This topic describes how automatic recovery and failover functions of Alibaba Cloud ECS instances.

Background information

The automatic recovery and failover functions are triggered by a system event whose code is SystemFailure.Reboot. If an irreparable failure occurs to the underlying hardware on which your instances are hosted, these instances automatically restart and the corresponding metadata (including the instance ID and the private and public IP addresses) remain unchanged after the restart. The following table compares different types of system events and what troubleshooting actions are supported.

System event type Can the system event schedule be queried? Can I manually intervene?
Automatic recovery No No
Non-critical failure system events Yes Yes

Limits

  • You cannot restart an instance when automatic recovery is in progress.
  • Instances with local disks can automatically restart and recover from an unexpected instance host failure, and data in the local disks can be retained, only if the host can restart and recover. Otherwise, these instances are deployed to another healthy host for continuous availability, and data in the local disks are cleared. If a system event occurs to your local disk, you can open a ticket to check the status of the data disk.

View instance automatic recovery events

The following example uses the Alibaba Cloud CLI to call DescribeInstanceHistoryEvents to check whether an instance has active or historical system events. For more information, see Quick start for ECS APIs.

aliyun ecs DescribeInstanceHistoryEvents --RegionId TheRegionId --InstanceId YourInstanceId --InstanceEventCycleStatus.1=Executing --InstanceEventCycleStatus.2=Executed --InstanceEventType.1=SystemFailure.Reboot

For information about how to view automatic recovery events through the ECS console, see System events.
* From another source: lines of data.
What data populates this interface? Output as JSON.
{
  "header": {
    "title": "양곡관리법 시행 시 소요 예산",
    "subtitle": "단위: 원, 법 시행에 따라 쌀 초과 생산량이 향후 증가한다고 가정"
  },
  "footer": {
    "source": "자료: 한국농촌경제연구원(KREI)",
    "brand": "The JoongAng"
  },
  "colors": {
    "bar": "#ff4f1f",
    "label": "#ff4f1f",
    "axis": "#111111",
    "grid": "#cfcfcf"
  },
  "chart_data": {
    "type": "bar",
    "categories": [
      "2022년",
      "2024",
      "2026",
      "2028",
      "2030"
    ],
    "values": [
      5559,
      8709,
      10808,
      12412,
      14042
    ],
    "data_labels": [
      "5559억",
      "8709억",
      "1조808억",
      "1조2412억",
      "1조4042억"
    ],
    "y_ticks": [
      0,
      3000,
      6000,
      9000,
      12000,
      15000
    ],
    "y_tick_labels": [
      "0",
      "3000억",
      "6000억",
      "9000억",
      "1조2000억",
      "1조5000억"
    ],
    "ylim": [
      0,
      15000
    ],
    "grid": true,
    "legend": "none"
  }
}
Best practices for increased fault tolerance

To increase the fault tolerance of your ECS instances for when the automatic recovery and failover functions are triggered, we recommend that you implement the following actions:

  • Add critical applications (for example, SAP HANA) to the startup item list to avoid any service disruptions.
  • Enable the automatic reconnection function for your applications. For example, enable your applications to automatically connect to MySQL, SQL Server, or Apache Tomcat.
  • If you use Server Load Balancer, we recommend that you deploy multiple ECS instances in a cluster. In this way, even if one ECS instance is undergoing an automatic recovery, the other ECS instances can continue to provide access to your services.
  • Periodically back up data on the local disks.